The question is whether PPL can administer the rights of works belonging to the IPRS repertoire?
As per the registration certification granted to PPL (available over here), by the Copyright Office recognizing it as a Copyright Society, PPL can carry on its copyright business only with regards to ‘sound recordings’. The Registration Certificate also makes it clear that this registration may be cancelled if in case the Copyright Society is not complying with the terms of the Copyright Act or the Copyright Rules or if the information provided by the Copyright Society is misleading or false.
As per the registration certificate of IPRS (available over here), it is authorized to administer the copyright business in “musical works and any words or any other action intended to be sung, spoken or performed with the music”.
The areas of operation of both IPRS and PPL have therefore been clearly demarcated. Given the fact that Section 33 allows for owners of copyright to only licence and not assign their copyrights to IPRS, it is questionable as to whether IPRS had the right to further licence away the rights of its owners to PPL. My guess would be that IPRS would not have had any right to further licence its works to PPL.

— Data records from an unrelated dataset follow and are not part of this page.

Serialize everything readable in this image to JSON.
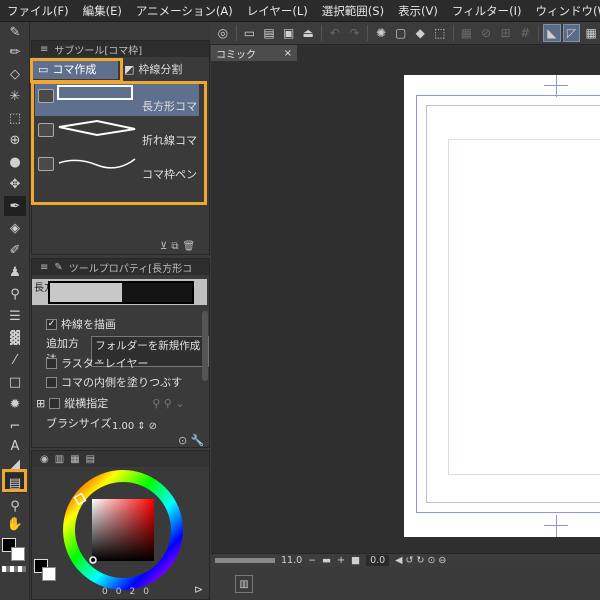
{
  "menu": [
    "ファイル(F)",
    "編集(E)",
    "アニメーション(A)",
    "レイヤー(L)",
    "選択範囲(S)",
    "表示(V)",
    "フィルター(I)",
    "ウィンドウ(W"
  ],
  "subtool": {
    "title": "サブツール[コマ枠]",
    "tabs": [
      "コマ作成",
      "枠線分割"
    ],
    "items": [
      "長方形コマ",
      "折れ線コマ",
      "コマ枠ペン"
    ]
  },
  "toolprop": {
    "title": "ツールプロパティ[長方形コ",
    "preview_label": "長方形コマ",
    "draw_border_label": "枠線を描画",
    "draw_border_checked": true,
    "add_method_label": "追加方法",
    "add_method_value": "フォルダーを新規作成",
    "raster_layer_label": "ラスターレイヤー",
    "fill_inside_label": "コマの内側を塗りつぶす",
    "vertical_horizontal_label": "縦横指定",
    "brush_size_label": "ブラシサイズ",
    "brush_size_value": "1.00"
  },
  "document": {
    "tab_label": "コミック",
    "close_glyph": "×"
  },
  "status": {
    "zoom": "11.0",
    "angle": "0.0"
  },
  "color": {
    "r": "0",
    "g": "0",
    "b": "2",
    "a": "0"
  },
  "colors": {
    "highlight": "#f0a732",
    "tab_active": "#5f6f8e",
    "canvas_bg": "#2f2f2f",
    "page": "#ffffff",
    "guide": "#8f96e6"
  }
}
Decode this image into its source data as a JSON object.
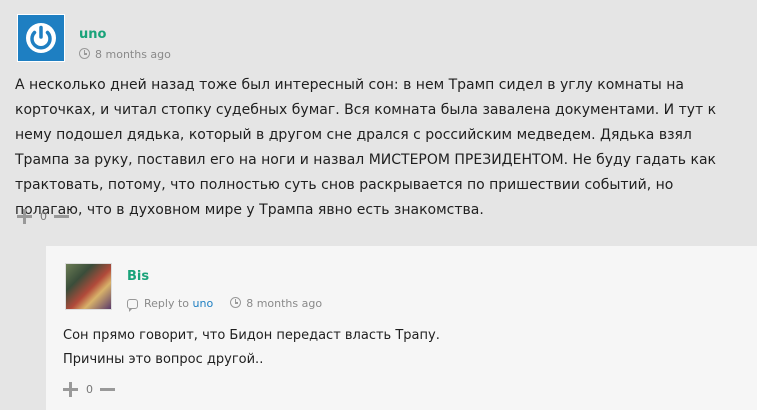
{
  "main_comment": {
    "author": "uno",
    "time": "8 months ago",
    "text": "А несколько дней назад тоже был интересный сон: в нем Трамп сидел в углу комнаты на корточках, и читал стопку судебных бумаг. Вся комната была завалена документами. И тут к нему подошел дядька, который в другом сне дрался с российским медведем. Дядька взял Трампа за руку, поставил его на ноги и назвал МИСТЕРОМ ПРЕЗИДЕНТОМ. Не буду гадать как трактовать, потому, что полностью суть снов раскрывается по пришествии событий, но полагаю, что в духовном мире у Трампа явно есть знакомства.",
    "votes": "0",
    "avatar_icon": "power-icon"
  },
  "reply_comment": {
    "author": "Bis",
    "reply_prefix": "Reply to",
    "reply_to": "uno",
    "time": "8 months ago",
    "lines": [
      "Сон прямо говорит, что Бидон передаст власть Трапу.",
      "Причины это вопрос другой.."
    ],
    "votes": "0"
  },
  "colors": {
    "author": "#1aa37a",
    "link": "#1e7fc2",
    "avatar_bg": "#1e7fc2"
  }
}
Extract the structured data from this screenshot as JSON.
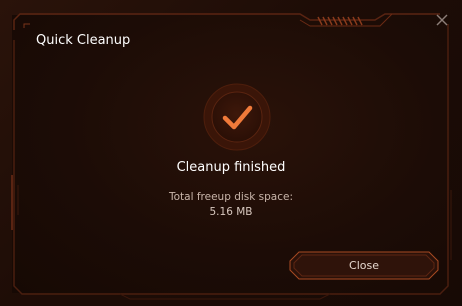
{
  "dialog": {
    "title": "Quick Cleanup",
    "close_icon": "close-x-icon"
  },
  "status": {
    "icon": "checkmark-icon",
    "heading": "Cleanup finished",
    "freeup_label": "Total freeup disk space:",
    "freeup_value": "5.16 MB"
  },
  "actions": {
    "close_label": "Close"
  },
  "colors": {
    "accent": "#e8632a",
    "frame": "#5a2412",
    "background": "#1c0c06"
  }
}
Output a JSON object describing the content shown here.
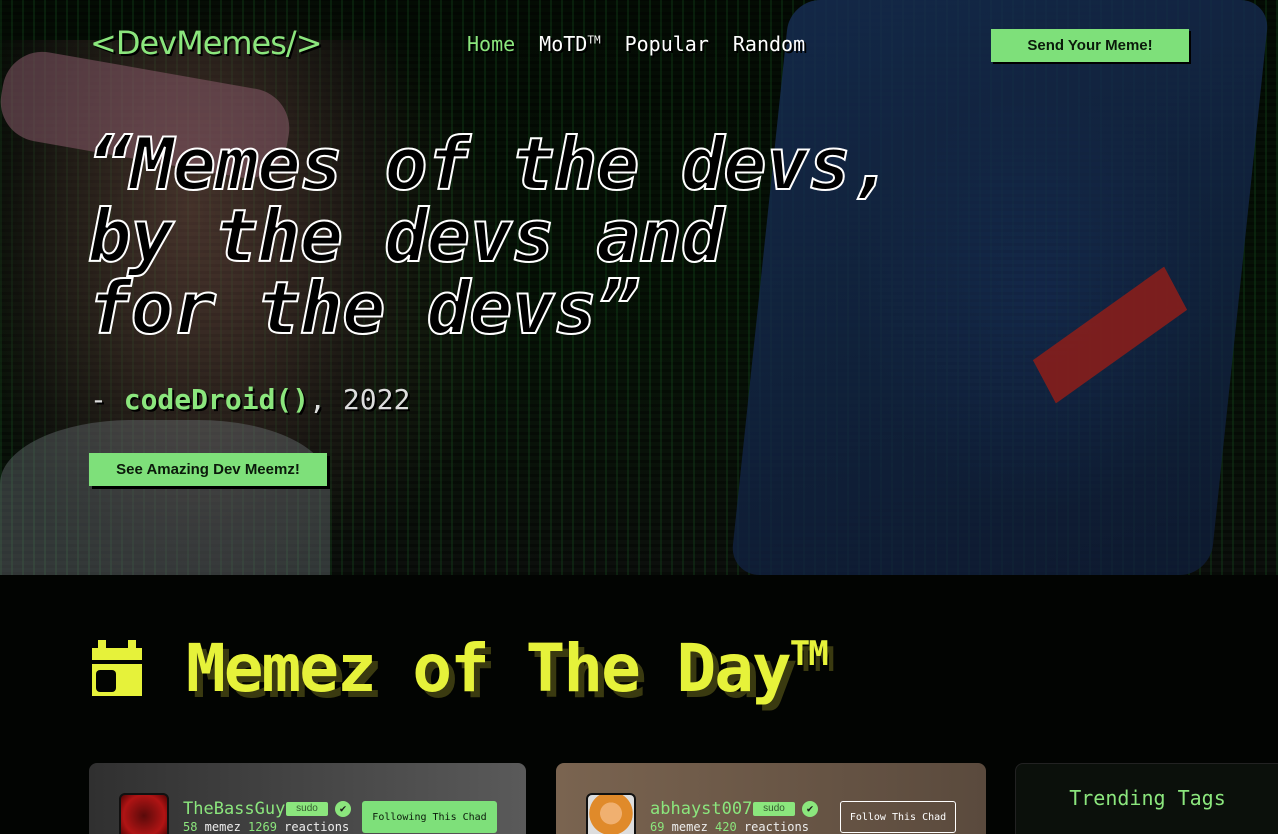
{
  "brand": {
    "logo": "<DevMemes/>"
  },
  "nav": {
    "items": [
      {
        "label": "Home",
        "sup": ""
      },
      {
        "label": "MoTD",
        "sup": "TM"
      },
      {
        "label": "Popular",
        "sup": ""
      },
      {
        "label": "Random",
        "sup": ""
      }
    ],
    "cta": "Send Your Meme!"
  },
  "hero": {
    "quote_lines": [
      "“Memes of the devs,",
      "by the devs and",
      "for the devs”"
    ],
    "attribution": {
      "dash": "- ",
      "name": "codeDroid()",
      "year": ", 2022"
    },
    "button": "See Amazing Dev Meemz!"
  },
  "motd": {
    "title": "Memez of The Day",
    "sup": "TM"
  },
  "cards": [
    {
      "username": "TheBassGuy",
      "badge": "sudo",
      "memez": "58",
      "memez_label": " memez ",
      "reactions": "1269",
      "reactions_label": " reactions",
      "follow": "Following This Chad"
    },
    {
      "username": "abhayst007",
      "badge": "sudo",
      "memez": "69",
      "memez_label": " memez ",
      "reactions": "420",
      "reactions_label": " reactions",
      "follow": "Follow This Chad"
    }
  ],
  "trending": {
    "title": "Trending Tags"
  },
  "colors": {
    "accent": "#8be67d",
    "title_yellow": "#e6f23a",
    "background": "#020402"
  }
}
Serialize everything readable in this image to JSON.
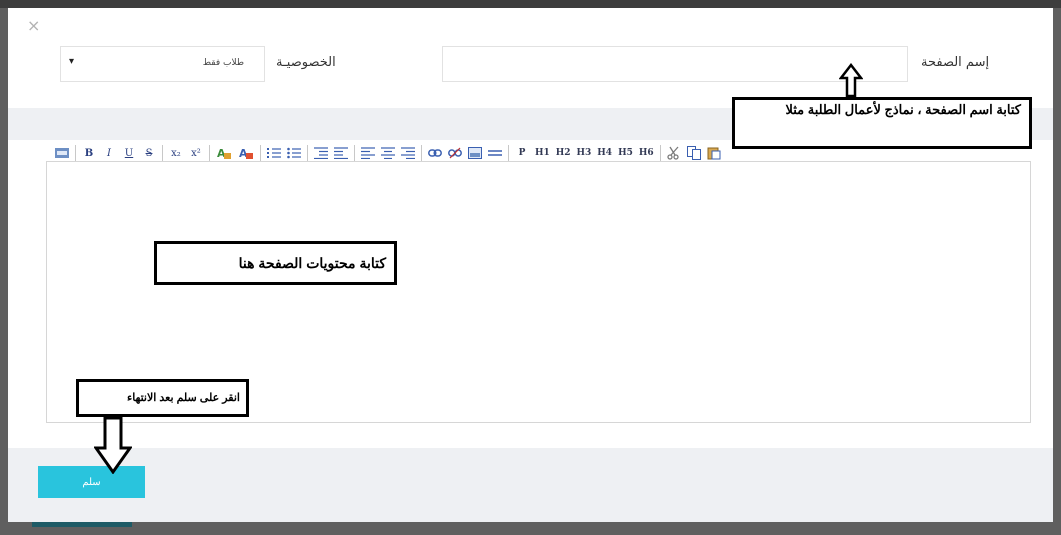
{
  "modal": {
    "close_symbol": "×",
    "page_name_label": "إسم الصفحة",
    "page_name_value": "",
    "privacy_label": "الخصوصيـة",
    "privacy_selected": "طلاب فقط",
    "privacy_caret": "▾",
    "submit_label": "سلم"
  },
  "toolbar": {
    "bold": "B",
    "italic": "I",
    "underline": "U",
    "strike": "S",
    "subscript": "x₂",
    "superscript": "x²",
    "paragraph": "P",
    "h1": "H1",
    "h2": "H2",
    "h3": "H3",
    "h4": "H4",
    "h5": "H5",
    "h6": "H6"
  },
  "annotations": {
    "page_name_hint": "كتابة اسم الصفحة ، نماذج لأعمال الطلبة مثلا",
    "content_hint": "كتابة محتويات الصفحة هنا",
    "submit_hint": "انقر على سلم بعد الانتهاء"
  },
  "colors": {
    "accent": "#29c4dd",
    "band": "#eef0f3",
    "overlay": "#5f5f5f"
  }
}
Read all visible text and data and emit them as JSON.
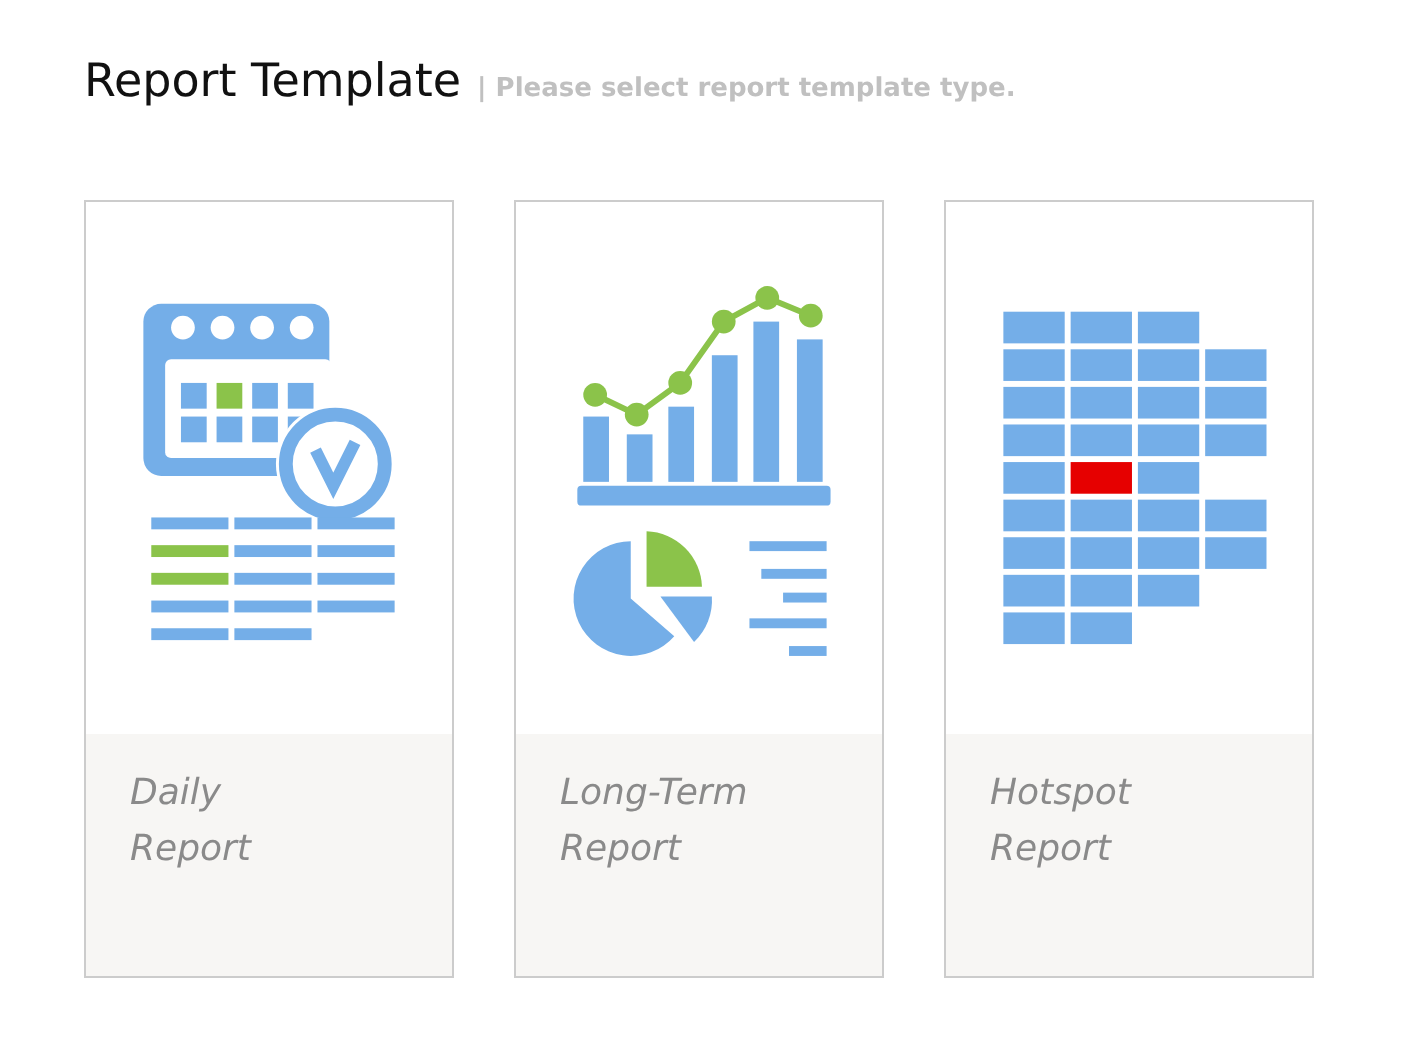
{
  "header": {
    "title": "Report Template",
    "subtitle": "| Please select report template type."
  },
  "templates": [
    {
      "kind": "calendar",
      "label": "Daily Report"
    },
    {
      "kind": "chart",
      "label": "Long-Term Report"
    },
    {
      "kind": "heatmap",
      "label": "Hotspot Report"
    }
  ]
}
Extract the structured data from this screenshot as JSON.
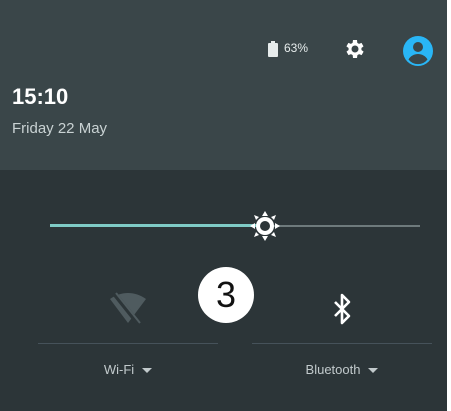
{
  "status": {
    "battery_percent": "63%",
    "battery_icon": "battery-icon",
    "settings_icon": "gear-icon",
    "account_icon": "account-circle-icon"
  },
  "clock": {
    "time": "15:10",
    "date": "Friday 22 May"
  },
  "brightness": {
    "icon": "brightness-icon",
    "level": 0.58
  },
  "marker_label": "3",
  "tiles": [
    {
      "label": "Wi-Fi",
      "icon": "wifi-off-icon"
    },
    {
      "label": "Bluetooth",
      "icon": "bluetooth-icon"
    }
  ],
  "colors": {
    "accent": "#7fcbc6",
    "header_bg": "#3a4649",
    "panel_bg": "#2c3538"
  }
}
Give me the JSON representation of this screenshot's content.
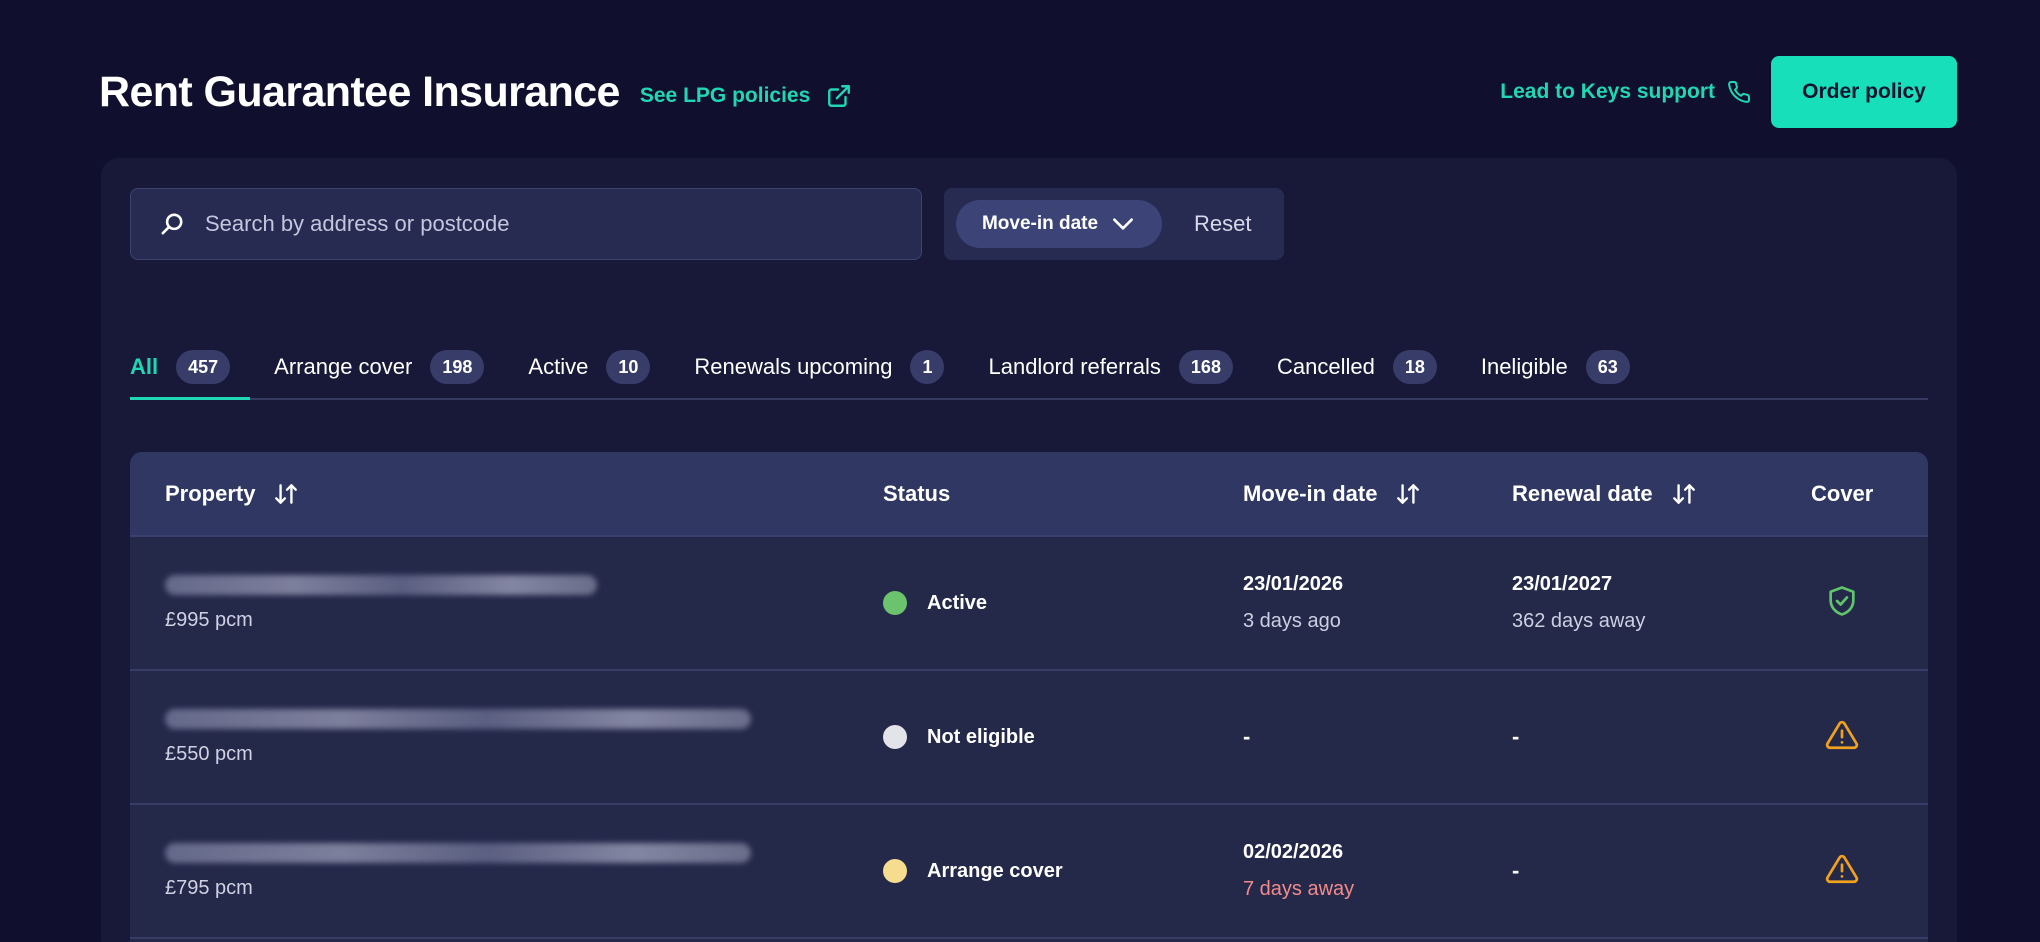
{
  "header": {
    "title": "Rent Guarantee Insurance",
    "lpg_link": "See LPG policies",
    "support_link": "Lead to Keys support",
    "order_button": "Order policy"
  },
  "search": {
    "placeholder": "Search by address or postcode",
    "value": ""
  },
  "filters": {
    "movein_label": "Move-in date",
    "reset_label": "Reset"
  },
  "tabs": [
    {
      "label": "All",
      "count": "457",
      "active": true
    },
    {
      "label": "Arrange cover",
      "count": "198"
    },
    {
      "label": "Active",
      "count": "10"
    },
    {
      "label": "Renewals upcoming",
      "count": "1"
    },
    {
      "label": "Landlord referrals",
      "count": "168"
    },
    {
      "label": "Cancelled",
      "count": "18"
    },
    {
      "label": "Ineligible",
      "count": "63"
    }
  ],
  "table": {
    "columns": {
      "property": "Property",
      "status": "Status",
      "movein": "Move-in date",
      "renewal": "Renewal date",
      "cover": "Cover"
    },
    "rows": [
      {
        "rent": "£995 pcm",
        "status": "Active",
        "status_color": "#6bc46d",
        "movein_date": "23/01/2026",
        "movein_sub": "3 days ago",
        "renewal_date": "23/01/2027",
        "renewal_sub": "362 days away",
        "cover_icon": "shield-check-icon"
      },
      {
        "rent": "£550 pcm",
        "status": "Not eligible",
        "status_color": "#e3e3ea",
        "movein_date": "-",
        "renewal_date": "-",
        "cover_icon": "warning-icon"
      },
      {
        "rent": "£795 pcm",
        "status": "Arrange cover",
        "status_color": "#f6dc8f",
        "movein_date": "02/02/2026",
        "movein_sub": "7 days away",
        "renewal_date": "-",
        "cover_icon": "warning-icon"
      }
    ]
  },
  "colors": {
    "accent": "#20d7b4",
    "background": "#110f2e",
    "warning": "#f0a11e",
    "shield": "#5fc46a"
  }
}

However even presuming that IPRS did have a right to licence away such rights, the pertinent question to ask is whether PPL could legally administer such rights. Given that PPL was a government recognized monopoly it had a special burden to ensure that it operated within the specific boundaries of the terms of its registration. Government recognized monopolies are a rarity, especially in today’s free market economy and any such monopolies have to be extraordinarily careful that they do not breach the law. As discussed above, the terms of PPL’s registration required it to administer only ‘sound recordings’. Therefore for PPL to administer even IPRS rights pertaining to the underlying works could be construed as a violation of the terms of its registration.